Another example involved the University of Utah’s research into the diagnosis of cancerous tumors in the colon, which can be very difficult to identify.

It turns out there are libraries of computer analyses that can be applied to medical images to isolate the tumor from the tissue, but it takes quite a bit of experience to know what function to apply and in what order.

“So they have very experienced doctors do this, and they’re a scarce commodity,” Barga says.

To overcome that, the university has developed a classification system for the tumors and associated them with seven different workflows.

“You use the workflow associated with that class and run those series of transformations,” says Barga. “Now whatever doctor first sees the results can apply a set of workflows and actually have a very good understanding immediately of how big the tumor is, how it’s invaded the tissues and how to treat it.”

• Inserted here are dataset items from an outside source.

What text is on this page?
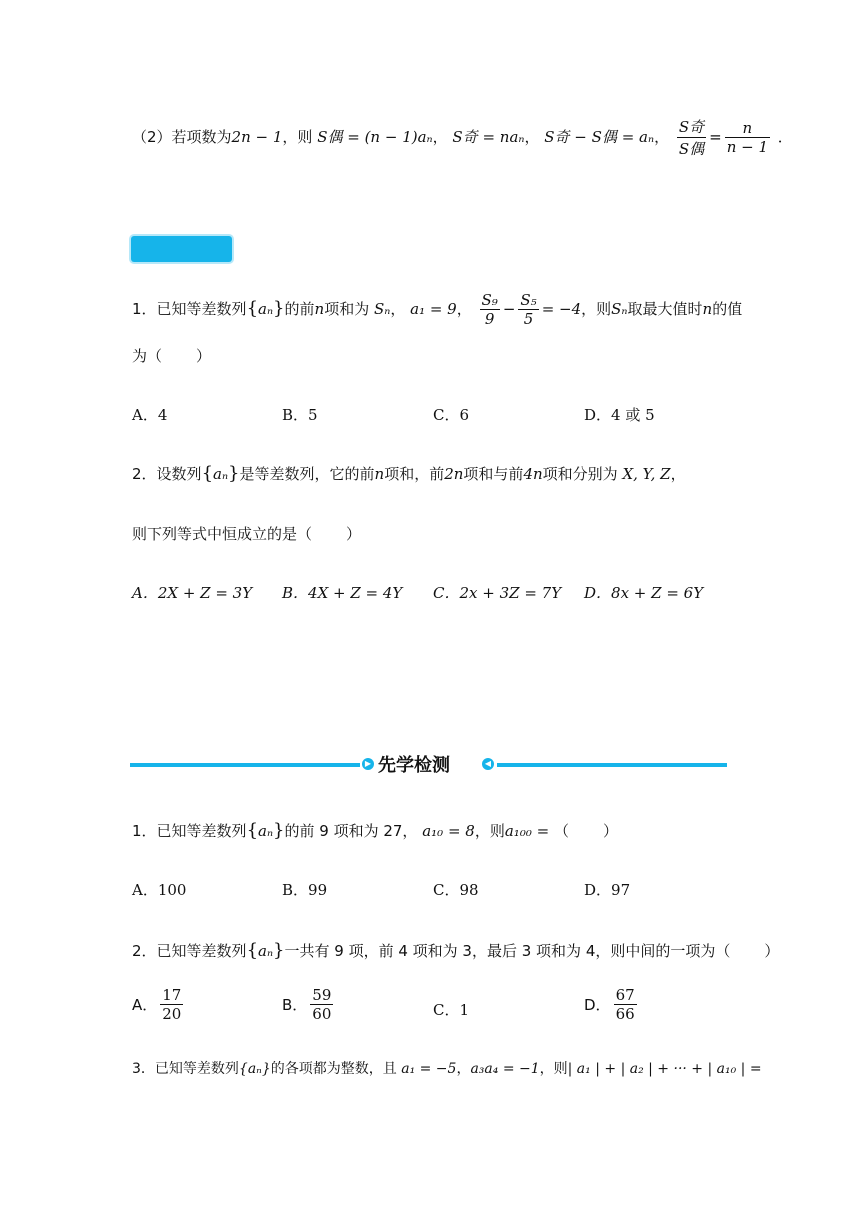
（2）若项数为2n − 1，则 S偶 = (n − 1)aₙ， S奇 = naₙ， S奇 − S偶 = aₙ， $\frac{\text{S奇}}{\text{S偶}} = \frac{n}{n - 1}$ ．
1．已知等差数列{aₙ}的前n项和为 Sₙ， a₁ = 9， $\frac{\text{S₉}}{9} - \frac{\text{S₅}}{5} = -4$，则Sₙ取最大值时n的值
为（ ）
A．4	B．5	C．6	D．4 或 5
2．设数列{aₙ}是等差数列，它的前n项和，前2n项和与前4n项和分别为 X, Y, Z，
则下列等式中恒成立的是（ ）
A．2X + Z = 3Y B．4X + Z = 4Y C．2x + 3Z = 7Y D．8x + Z = 6Y
▶ 先学检测	◀
1．已知等差数列{aₙ}的前 9 项和为 27， a₁₀ = 8，则a₁₀₀ = （ ）
A．100	B．99	C．98	D．97
2．已知等差数列{aₙ}一共有 9 项，前 4 项和为 3，最后 3 项和为 4，则中间的一项为（ ）
A． $\frac{17}{20}$	B． $\frac{59}{60}$	C．1	D． $\frac{67}{66}$
3．已知等差数列{aₙ}的各项都为整数，且 a₁ = −5，a₃a₄ = −1，则| a₁ | + | a₂ | + ··· + | a₁₀ | =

Though it was originally developed for oceanography, Project Trident is also being used in Hawaii as part of the Pan-STARRS astronomy project, which uses very high-powered digital cameras to map the entire night sky in search of objects that might pose a threat to the planet. Scientists at Indiana University are using it for atmospheric science as part of their LEAD portal, also funded by the NSF.

Next up is a seven-country cooperative study with MBARI, the Office of Naval Research, the NSF and others to try and understand the interaction of typhoons with the ocean surface. There Project Trident will be used to capture 15 to 20 on-demand workflows that will run the moment researchers see a storm formation coming into being.

“How do you make a platform for science?” asks Barga. “This is just a little workflow system, but we’re excited to see what scientists can do with it.”